CHP’nin 39’uncu Olağan Kurultayı, “Şimdi İktidar Zamanı” sloganıyla 28, 29, 30 Kasım’da Ankara Arena Spor Salonu’nda yapılacak. Salon dışına kurultay sloganının yer aldığı pankartlar yerleştirilirken içeride sahne kurulumu, platformlar ve oturma düzenine ilişkin çalışmalar devam ediyor. Ekipler çalışmalarını sürdürürken CHP Halkla ve Medyayla İlişkilerden Sorumlu Genel Başkan Yardımcısı ve Adana Milletvekili Burhanettin Bulut, hazırlıkları yerinde takip etti. Bulut, hazırlıklara ilişkin şunları söyledi:

"PARTİ PROGRAMIMIZ İLE HALKIN KARŞISINA ÇIKACAĞIZ"

“Pazartesi başladık hazırlıklara. Cuma gününe kadar salonumuz hazır olacak. Şu anda büyük bir ekran hazırlığı devam ediyor. Sloganlarımız keza asılmaya başladı. Gençlik Kolları, Kadın Kollarımız sloganları hazır, çalışmaları var.

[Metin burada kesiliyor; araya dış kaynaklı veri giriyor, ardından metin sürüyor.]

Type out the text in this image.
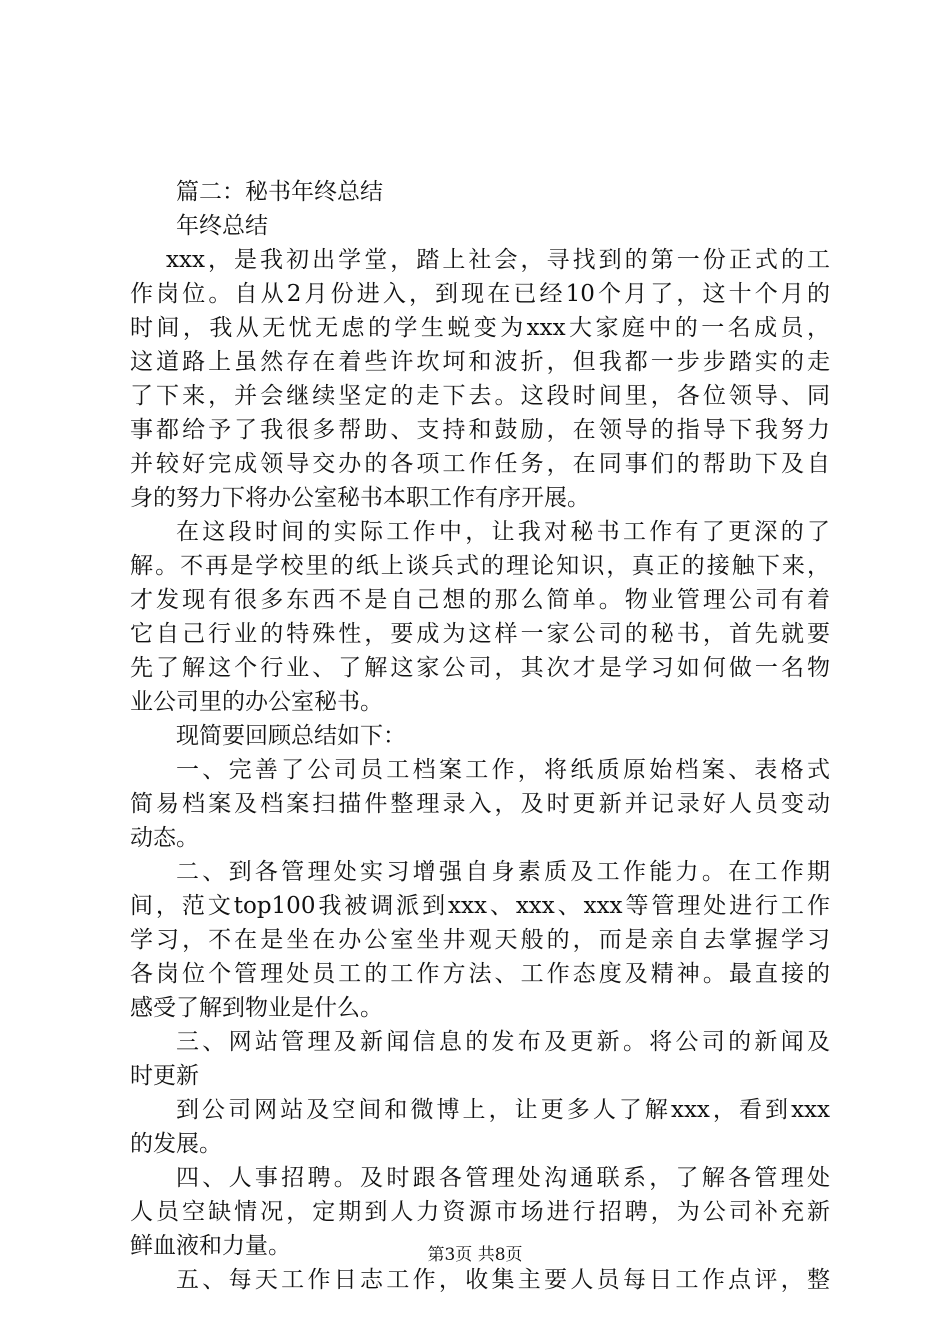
篇二：秘书年终总结
年终总结
xxx，是我初出学堂，踏上社会，寻找到的第一份正式的工
作岗位。自从2月份进入，到现在已经10个月了，这十个月的
时间，我从无忧无虑的学生蜕变为xxx大家庭中的一名成员，
这道路上虽然存在着些许坎坷和波折，但我都一步步踏实的走
了下来，并会继续坚定的走下去。这段时间里，各位领导、同
事都给予了我很多帮助、支持和鼓励，在领导的指导下我努力
并较好完成领导交办的各项工作任务，在同事们的帮助下及自
身的努力下将办公室秘书本职工作有序开展。
在这段时间的实际工作中，让我对秘书工作有了更深的了
解。不再是学校里的纸上谈兵式的理论知识，真正的接触下来，
才发现有很多东西不是自己想的那么简单。物业管理公司有着
它自己行业的特殊性，要成为这样一家公司的秘书，首先就要
先了解这个行业、了解这家公司，其次才是学习如何做一名物
业公司里的办公室秘书。
现简要回顾总结如下：
一、完善了公司员工档案工作，将纸质原始档案、表格式
简易档案及档案扫描件整理录入，及时更新并记录好人员变动
动态。
二、到各管理处实习增强自身素质及工作能力。在工作期
间，范文top100我被调派到xxx、xxx、xxx等管理处进行工作
学习，不在是坐在办公室坐井观天般的，而是亲自去掌握学习
各岗位个管理处员工的工作方法、工作态度及精神。最直接的
感受了解到物业是什么。
三、网站管理及新闻信息的发布及更新。将公司的新闻及
时更新
到公司网站及空间和微博上，让更多人了解xxx，看到xxx
的发展。
四、人事招聘。及时跟各管理处沟通联系，了解各管理处
人员空缺情况，定期到人力资源市场进行招聘，为公司补充新
鲜血液和力量。
五、每天工作日志工作，收集主要人员每日工作点评，整
第3页 共8页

Sürprizlerimiz var kurultay günü. Sonuçta cuma günü başlayacak kurultayımız. Cuma günü, diğer kurultaylardan farklı olarak parti programının onaylanması var. Uzun zamandır yapılan bir çalışma parti programı, bir yılı aşkın bir süredir. Hem toplumun tüm kesimlerinden kendi sorunlarına ilişkin bilgiler alındı. Bu hazırlanan taslak metin CHP’nin kuruluş haftasında, 4-9 Eylül tarihleri arasında hem akademisyenler hem parti örgütümüz hem de toplumun bu konulara vakıf insanları tarafından yeniden ele alındı, bir taslak haline geldi, son rötuşlar verildi. Cuma günü de bu sunulacak delegelerimizin onayına. Şayet delegeler parti programını onaylarsa seçim hazırlığının ana, temel noktası bir parti programı olarak halkın karşısına çıkacağız.

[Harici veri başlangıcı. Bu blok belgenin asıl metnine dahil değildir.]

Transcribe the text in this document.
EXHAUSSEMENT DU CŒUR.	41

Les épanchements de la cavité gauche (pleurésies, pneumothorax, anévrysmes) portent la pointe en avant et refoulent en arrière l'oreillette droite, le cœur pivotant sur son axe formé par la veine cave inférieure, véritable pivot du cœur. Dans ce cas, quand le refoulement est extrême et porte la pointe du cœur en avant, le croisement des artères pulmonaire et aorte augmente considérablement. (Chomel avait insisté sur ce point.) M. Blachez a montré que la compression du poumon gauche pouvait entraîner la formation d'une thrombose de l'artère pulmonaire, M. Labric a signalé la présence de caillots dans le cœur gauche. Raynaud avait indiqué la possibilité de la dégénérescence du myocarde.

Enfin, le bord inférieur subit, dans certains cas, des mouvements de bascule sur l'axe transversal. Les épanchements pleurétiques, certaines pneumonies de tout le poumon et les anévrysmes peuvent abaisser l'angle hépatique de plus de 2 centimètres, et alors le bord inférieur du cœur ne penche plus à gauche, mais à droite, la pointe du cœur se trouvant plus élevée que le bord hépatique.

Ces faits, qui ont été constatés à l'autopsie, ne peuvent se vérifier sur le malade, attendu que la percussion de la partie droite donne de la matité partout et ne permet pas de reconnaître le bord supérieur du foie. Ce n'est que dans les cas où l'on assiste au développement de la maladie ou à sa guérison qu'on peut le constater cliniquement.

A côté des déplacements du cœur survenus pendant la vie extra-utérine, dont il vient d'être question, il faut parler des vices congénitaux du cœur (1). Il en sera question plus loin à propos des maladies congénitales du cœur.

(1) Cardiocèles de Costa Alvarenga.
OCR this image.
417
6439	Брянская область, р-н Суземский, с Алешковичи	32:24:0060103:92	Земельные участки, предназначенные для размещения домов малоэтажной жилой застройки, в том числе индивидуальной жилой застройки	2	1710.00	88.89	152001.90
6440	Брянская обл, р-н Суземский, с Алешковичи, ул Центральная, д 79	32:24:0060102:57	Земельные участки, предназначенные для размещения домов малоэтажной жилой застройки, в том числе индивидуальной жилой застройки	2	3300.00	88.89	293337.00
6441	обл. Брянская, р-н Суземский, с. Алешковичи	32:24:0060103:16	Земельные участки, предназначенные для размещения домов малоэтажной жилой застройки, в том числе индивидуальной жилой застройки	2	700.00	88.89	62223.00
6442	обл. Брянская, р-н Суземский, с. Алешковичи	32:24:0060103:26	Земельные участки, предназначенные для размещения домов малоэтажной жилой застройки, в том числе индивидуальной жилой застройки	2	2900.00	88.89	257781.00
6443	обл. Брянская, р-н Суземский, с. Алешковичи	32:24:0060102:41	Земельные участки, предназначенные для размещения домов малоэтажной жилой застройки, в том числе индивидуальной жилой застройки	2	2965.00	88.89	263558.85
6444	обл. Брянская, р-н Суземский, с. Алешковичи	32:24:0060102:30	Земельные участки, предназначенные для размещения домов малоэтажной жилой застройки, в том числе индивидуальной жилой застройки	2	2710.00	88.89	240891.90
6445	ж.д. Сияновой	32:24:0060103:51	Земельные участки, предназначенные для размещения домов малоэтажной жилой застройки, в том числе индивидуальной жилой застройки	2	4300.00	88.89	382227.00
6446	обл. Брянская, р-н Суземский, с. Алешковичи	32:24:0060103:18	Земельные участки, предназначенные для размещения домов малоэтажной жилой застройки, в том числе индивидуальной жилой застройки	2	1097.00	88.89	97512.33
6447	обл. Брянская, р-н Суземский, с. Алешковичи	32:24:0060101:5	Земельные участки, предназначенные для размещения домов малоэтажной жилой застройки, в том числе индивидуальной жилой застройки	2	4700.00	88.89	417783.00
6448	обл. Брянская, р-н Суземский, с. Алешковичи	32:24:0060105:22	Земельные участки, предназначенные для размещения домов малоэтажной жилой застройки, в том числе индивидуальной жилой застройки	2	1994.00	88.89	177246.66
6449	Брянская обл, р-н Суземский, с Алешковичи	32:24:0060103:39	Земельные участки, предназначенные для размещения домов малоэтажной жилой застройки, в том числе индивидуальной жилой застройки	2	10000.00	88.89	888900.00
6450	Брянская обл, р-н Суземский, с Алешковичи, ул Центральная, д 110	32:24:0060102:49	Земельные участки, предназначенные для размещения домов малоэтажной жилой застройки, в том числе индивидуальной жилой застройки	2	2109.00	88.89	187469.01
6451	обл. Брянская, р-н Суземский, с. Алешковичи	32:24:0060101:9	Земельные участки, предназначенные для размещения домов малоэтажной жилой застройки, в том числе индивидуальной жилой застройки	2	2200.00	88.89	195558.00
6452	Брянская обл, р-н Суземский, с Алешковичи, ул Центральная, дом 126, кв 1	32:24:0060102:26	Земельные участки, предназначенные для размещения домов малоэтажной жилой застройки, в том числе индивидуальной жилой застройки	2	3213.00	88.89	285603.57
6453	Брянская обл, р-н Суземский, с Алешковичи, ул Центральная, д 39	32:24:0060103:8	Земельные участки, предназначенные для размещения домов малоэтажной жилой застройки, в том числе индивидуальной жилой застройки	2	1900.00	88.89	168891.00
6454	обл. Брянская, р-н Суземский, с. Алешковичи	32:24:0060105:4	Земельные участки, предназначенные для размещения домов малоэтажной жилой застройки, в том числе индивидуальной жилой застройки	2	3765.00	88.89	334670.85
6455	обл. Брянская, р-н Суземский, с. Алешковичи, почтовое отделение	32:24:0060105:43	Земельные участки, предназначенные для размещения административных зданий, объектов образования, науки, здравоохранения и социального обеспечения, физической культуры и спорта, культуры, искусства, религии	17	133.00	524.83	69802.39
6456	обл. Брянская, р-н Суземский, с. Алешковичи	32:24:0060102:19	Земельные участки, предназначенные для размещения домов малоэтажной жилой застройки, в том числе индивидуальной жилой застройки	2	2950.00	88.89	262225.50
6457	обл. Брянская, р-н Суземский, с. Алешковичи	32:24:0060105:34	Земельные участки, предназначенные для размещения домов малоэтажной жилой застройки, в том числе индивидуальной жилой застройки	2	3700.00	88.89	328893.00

“TÜM MYK ÜYELERİ KENDİ ALANLARINDA SUNUM YAPACAK”

O gün, parti programının birkaç gün önce mail göndermemize rağmen sunumu yapılacak. MYK üyelerimiz kendi alanında her konu başlığı altında bir MYK üyemiz parti programının sunumunu yapacak. Ardına da partililerimiz, kurultay delegelerimiz parti programına ilişkin fikirlerini söyleyecek ve günün sonunda da onaylanacak. Tabii parti programıyla birlikte tüzük değişiklikleri de var. Onlar da yine onaylanacak. Aslında bu parti içi bir mesele. Gerek parti programının dışarıdan alınan bilgiler ışığında netleştirilmesi gerekse tüzük, kapalı bir toplantı olacak, yani seyircisiz. Ama ertesi günü, büyük bir coşkuyla bildiğimiz klasik kurultayı gerçekleştireceğiz. Genel Başkanımız buradan delegelerimize ve partilerimize selamlama yapacak. Ardından da konuşması için sahneye çıkacak. Ve cumartesi günü birinci gün bir hazırlık, çalışmalar yapılacak ama ikinci gün de kurultayımızı bir coşkuyla gerçekleştireceğiz.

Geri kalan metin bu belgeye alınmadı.